Un art socio-culturel ; autrement dit, un art où l’on veut changer le monde et se répandre en lévitation. Un art pour privilégiés humanistes et sensibles, un art doux-amer comme un plat de pâtes pris chez un traiteur chinois harassé que l’on déguste à même sa barquette en plastique thermo-collée.

Car le socio-culturel se consomme comme on aspire les nouilles. C’est un jeu tout drôle qui éclabousse à la fin. Il permet de manger lentement, un luxe de nos jours. Grâce à lui l’information crie sa vérité, les noirs deviennent (subtilement) blancs, les armes tuent les mots, et la parole enfermée devient profonde. Enrobée dans une sauce vegan cinématographique, la démagogie perd son nom et se fait spectacle. Et quand ce spectacle est appelé art, il se fait réflexif. Il se fait miroir et l’on peut à loisir y tremper le doughnut gras du moi. La sauce démagogique se fait pauvre car nous sommes pauvres, elle se fait riche car nous sommes riches, elle se fait soi parce que nous ne sommes faits que de ça. Autour de la table les chiens se mordent la queue en courant bêtement en rond et, dans leur sillage, lèvent un petit nuage de poussière grise au travers duquel l’artiste procède aux divinations qui sont de son ressort.

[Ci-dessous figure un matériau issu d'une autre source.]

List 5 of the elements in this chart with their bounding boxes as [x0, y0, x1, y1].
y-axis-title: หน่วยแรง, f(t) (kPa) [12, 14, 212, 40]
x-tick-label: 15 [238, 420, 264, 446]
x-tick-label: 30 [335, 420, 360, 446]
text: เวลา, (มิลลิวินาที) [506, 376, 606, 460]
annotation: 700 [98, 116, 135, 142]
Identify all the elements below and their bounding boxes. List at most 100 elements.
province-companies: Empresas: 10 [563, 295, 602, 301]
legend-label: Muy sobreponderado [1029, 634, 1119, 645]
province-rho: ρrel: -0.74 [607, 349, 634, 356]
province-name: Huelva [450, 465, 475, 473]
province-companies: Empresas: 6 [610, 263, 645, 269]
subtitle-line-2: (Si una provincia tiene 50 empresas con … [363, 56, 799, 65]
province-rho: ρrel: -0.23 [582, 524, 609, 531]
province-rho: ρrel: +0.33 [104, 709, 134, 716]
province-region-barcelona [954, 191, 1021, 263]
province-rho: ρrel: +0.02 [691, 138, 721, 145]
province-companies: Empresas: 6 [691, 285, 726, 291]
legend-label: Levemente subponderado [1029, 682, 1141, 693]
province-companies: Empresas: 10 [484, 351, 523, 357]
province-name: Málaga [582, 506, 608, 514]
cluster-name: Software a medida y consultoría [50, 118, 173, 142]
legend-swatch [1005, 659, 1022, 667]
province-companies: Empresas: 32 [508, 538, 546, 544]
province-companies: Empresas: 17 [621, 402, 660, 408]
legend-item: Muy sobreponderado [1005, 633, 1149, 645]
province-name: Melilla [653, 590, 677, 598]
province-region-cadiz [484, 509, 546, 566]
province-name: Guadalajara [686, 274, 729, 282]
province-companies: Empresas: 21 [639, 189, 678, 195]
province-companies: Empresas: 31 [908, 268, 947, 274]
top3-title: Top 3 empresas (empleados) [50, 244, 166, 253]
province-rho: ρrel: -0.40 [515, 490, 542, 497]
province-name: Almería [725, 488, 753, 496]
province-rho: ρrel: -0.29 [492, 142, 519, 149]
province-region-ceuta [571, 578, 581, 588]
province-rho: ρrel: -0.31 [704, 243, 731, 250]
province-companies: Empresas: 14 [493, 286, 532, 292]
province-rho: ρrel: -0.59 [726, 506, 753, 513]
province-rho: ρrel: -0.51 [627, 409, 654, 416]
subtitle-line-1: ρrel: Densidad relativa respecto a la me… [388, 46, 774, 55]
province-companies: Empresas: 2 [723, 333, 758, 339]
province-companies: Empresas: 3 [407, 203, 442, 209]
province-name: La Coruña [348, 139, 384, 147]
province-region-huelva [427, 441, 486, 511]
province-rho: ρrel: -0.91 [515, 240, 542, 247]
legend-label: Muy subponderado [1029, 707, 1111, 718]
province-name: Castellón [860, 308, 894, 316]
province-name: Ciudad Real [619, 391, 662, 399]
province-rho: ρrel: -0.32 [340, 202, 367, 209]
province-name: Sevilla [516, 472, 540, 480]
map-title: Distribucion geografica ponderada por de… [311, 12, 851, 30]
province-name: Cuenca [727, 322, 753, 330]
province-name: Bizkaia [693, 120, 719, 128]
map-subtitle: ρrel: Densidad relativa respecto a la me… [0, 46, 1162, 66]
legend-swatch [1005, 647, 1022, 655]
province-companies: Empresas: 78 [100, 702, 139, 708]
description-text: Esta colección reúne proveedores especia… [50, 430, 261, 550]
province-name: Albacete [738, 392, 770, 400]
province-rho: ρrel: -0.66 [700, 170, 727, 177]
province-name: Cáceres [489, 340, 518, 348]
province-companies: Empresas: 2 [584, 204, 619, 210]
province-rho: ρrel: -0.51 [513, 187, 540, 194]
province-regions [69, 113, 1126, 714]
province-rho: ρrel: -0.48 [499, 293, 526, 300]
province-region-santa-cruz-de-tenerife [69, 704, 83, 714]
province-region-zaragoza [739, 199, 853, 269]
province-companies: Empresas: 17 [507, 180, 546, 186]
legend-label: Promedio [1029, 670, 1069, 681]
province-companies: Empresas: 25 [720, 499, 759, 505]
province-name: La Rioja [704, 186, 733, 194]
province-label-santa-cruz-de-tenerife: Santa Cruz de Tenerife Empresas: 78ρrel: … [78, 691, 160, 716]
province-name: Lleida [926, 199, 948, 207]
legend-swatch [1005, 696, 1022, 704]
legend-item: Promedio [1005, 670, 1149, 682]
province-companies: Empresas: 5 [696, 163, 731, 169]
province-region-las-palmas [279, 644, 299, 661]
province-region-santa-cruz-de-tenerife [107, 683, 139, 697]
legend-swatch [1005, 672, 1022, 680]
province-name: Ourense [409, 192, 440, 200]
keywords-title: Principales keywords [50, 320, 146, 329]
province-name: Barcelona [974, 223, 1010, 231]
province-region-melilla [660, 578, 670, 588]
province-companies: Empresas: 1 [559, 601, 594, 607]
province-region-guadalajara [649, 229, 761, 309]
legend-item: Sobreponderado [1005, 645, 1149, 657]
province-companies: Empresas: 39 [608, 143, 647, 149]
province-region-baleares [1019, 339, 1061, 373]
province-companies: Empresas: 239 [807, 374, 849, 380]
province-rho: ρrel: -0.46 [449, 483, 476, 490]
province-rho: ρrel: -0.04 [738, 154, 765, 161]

Ce qu’elle y voit, et nous propose, soulage un peu nos angoisses personnelles. Mais par souci de ne pas remplacer le mal par un autre, ces divinations sont enrobées dans une gaine politique glissante qui transforme chaque tentative de s’en emparer en un effort contraire, les repoussant chaque fois dans la direction opposée à celle que l’on entendait leur donner. Comme cela se passe sur grands écrans et que la production n’a pas lésiné sur l’obscurité et la grandiloquence des silences, chacun d’entre nous se trouve à quatre pattes, en train de courir après son chapelet de saucisses fraîches et brillantes dont le sautillement des ribambelles fait penser au mouvement d’une foule dans un rassemblement pacifique.